His lips quirk. “I got an A plus.”

“You’re disgusting!” I swat at his arm, and he gently digs his fingers into my sides, tickling me. When I drop onto his chest, yelping, he nibbles at my neck again.

“Quit teasing,” he grumbles, but I think he likes my teasing.

I shift, moving off his lap and tucking myself close against his side, looking up at the line of his jaw, his still-mussed beard.

“An A plus!” I repeat, but I’m not teasing anymore. I’m genuinely impressed.

“I had a good teacher. I still collect samples for her sometimes. She’s a friend.”

“What kind of samples?”

“River and creek water, but sometimes plant cuttings, too. She mostly studies algal blooms and what they’re doing to the bay. She taught me a lot about sustainability, climate change stuff. It’s been useful to know for doing my work in the right way.”

I stifle a cringe, thinking of my conversation with Evan and Bel and Harry this morning, Evan’s insistence that Levi wouldn’t build them a dock. I don’t know if I should mention to Levi that I’ve already caught wind of the way he cares about sustainability.

I decide not to risk it, not now. “That’s really cool,” I say instead.

He brushes off the compliment, redirects it. “She’s brilliant. She lobbied the state legislature last year about regulation. She walks the walk.”

“Is she pretty?” I blurt.

He looks down at me. “What?”

I can’t pretend I said something else; I don’t know any biology terms that rhyme with “pretty.” Actually, I don’t know if I know any biology terms. Either way, it doesn’t matter. I’m still mostly naked on this man’s couch and among the infinite things I’m interested in knowing about him is everyone he’s ever dated, including if one of them is a brilliant professor who’s now become a friend.

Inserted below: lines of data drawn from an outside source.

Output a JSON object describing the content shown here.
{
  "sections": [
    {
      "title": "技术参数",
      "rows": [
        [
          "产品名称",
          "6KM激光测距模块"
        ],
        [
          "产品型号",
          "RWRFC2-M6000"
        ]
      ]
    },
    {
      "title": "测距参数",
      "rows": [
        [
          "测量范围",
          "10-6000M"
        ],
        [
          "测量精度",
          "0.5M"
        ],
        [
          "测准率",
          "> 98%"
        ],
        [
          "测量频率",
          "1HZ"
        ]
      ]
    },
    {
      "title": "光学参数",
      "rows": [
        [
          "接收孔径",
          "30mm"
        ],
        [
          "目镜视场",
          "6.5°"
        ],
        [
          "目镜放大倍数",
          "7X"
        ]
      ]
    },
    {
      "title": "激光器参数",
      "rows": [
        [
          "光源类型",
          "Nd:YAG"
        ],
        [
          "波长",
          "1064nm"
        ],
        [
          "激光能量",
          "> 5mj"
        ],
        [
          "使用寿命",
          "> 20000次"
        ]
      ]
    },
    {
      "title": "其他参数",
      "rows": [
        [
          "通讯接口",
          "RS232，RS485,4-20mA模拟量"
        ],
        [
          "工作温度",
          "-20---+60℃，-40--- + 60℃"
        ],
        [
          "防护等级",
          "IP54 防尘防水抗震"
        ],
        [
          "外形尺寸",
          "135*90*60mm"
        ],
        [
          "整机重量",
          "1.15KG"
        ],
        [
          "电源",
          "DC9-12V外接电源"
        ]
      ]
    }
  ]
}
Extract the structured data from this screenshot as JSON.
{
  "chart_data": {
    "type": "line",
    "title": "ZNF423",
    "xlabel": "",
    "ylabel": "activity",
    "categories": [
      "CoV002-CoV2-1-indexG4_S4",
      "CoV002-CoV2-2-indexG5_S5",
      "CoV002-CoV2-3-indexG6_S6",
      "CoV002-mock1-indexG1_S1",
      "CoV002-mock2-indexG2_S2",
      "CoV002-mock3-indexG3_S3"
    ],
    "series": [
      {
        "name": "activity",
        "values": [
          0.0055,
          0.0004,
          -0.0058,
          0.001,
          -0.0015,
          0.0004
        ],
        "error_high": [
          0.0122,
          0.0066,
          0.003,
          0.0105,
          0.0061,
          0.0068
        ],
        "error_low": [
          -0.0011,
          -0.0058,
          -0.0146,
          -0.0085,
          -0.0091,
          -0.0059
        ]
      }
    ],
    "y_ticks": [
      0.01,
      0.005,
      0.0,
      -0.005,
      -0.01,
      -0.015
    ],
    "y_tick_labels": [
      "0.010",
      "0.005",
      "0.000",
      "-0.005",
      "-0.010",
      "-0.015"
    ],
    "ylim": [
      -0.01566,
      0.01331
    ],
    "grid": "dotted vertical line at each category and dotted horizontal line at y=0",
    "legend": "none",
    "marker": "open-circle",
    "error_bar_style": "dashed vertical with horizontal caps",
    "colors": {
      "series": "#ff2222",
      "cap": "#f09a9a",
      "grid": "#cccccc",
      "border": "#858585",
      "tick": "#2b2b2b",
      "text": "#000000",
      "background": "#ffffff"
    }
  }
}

“You know. Hot for teacher pretty.”

He makes a face, laughs. “I don’t know. I’ve never thought of it. I know she’s not pretty like you,” he says, and I flush.

“What’s pretty like me?”

He lifts a hand, runs his index finger gently down my forehead, over my nose and the rise and fall of my lips, along the curve of my chin. “Like this. Everything I’m looking at.”

He leans in, captures my lips, kisses me long and languid before pulling away again, sliding a hand up my thigh, finally getting beneath the hem of his hoodie.

I shift, trying to get his fingers closer to where I want them. “You’re pretty, too,” I whisper.

“Yeah?”

I nod and kiss him how he kissed me, slow and deep, and this time, we get caught up in it. Before long I’m beneath him, his hand tugging down my zipper.

Then there’s a tongue on my ankle, and I nearly knee Levi right in his sensitive parts.

“Hank’s done eating,” he says, deadpan, and then groans in frustration. “He needs a walk.”

“Ah.” I scoot back, disappointed. It’s a break in the glowy aftermath, and what we do next is undetermined. It’s early evening now, and it’s got the feel of a shift change—one thing ending, the next one beginning.

But I find I want this shift to keep going and going.

“Walk with us?” he asks, keeping hold of me.

“You don’t think he’d mind?” I’m not really asking about Hank.

“Nah,” he says, and I know he’s not answering for Hank, either. “He likes you as part of his routine.”

“Okay.” I try not to crack my face open with my smile. “I can stay for a walk.”

“And then for dinner,” Levi says, his tone more demanding than requesting.

“And then for dinner.”

He leans down for another kiss, pressing the hardness in between his legs against the space between mine. “And then after,” he adds.

I nod and agree again, counting each one of his afters. I make sure to remind myself that they’re not infinite.





Chapter 16


Levi


“Don’t move.”

Beside me, Georgie stops the restless fidgeting she’s been doing for the last five minutes—bouncing on her toes, shaking out her hands, lowering the bill of her ball cap only to adjust it higher on her head after a few seconds.

“Did you hear something?” she whispers, sounding more excited than is probably right for the potential of what she’s asking about. I’m pretty sure it wouldn’t be good for either one of us if a cop caught us under the bleachers of the Harris County High School football stadium at two o’clock in the morning on a Thursday night.

Still, I can’t help smiling, even as I keep my eyes out and my ears open.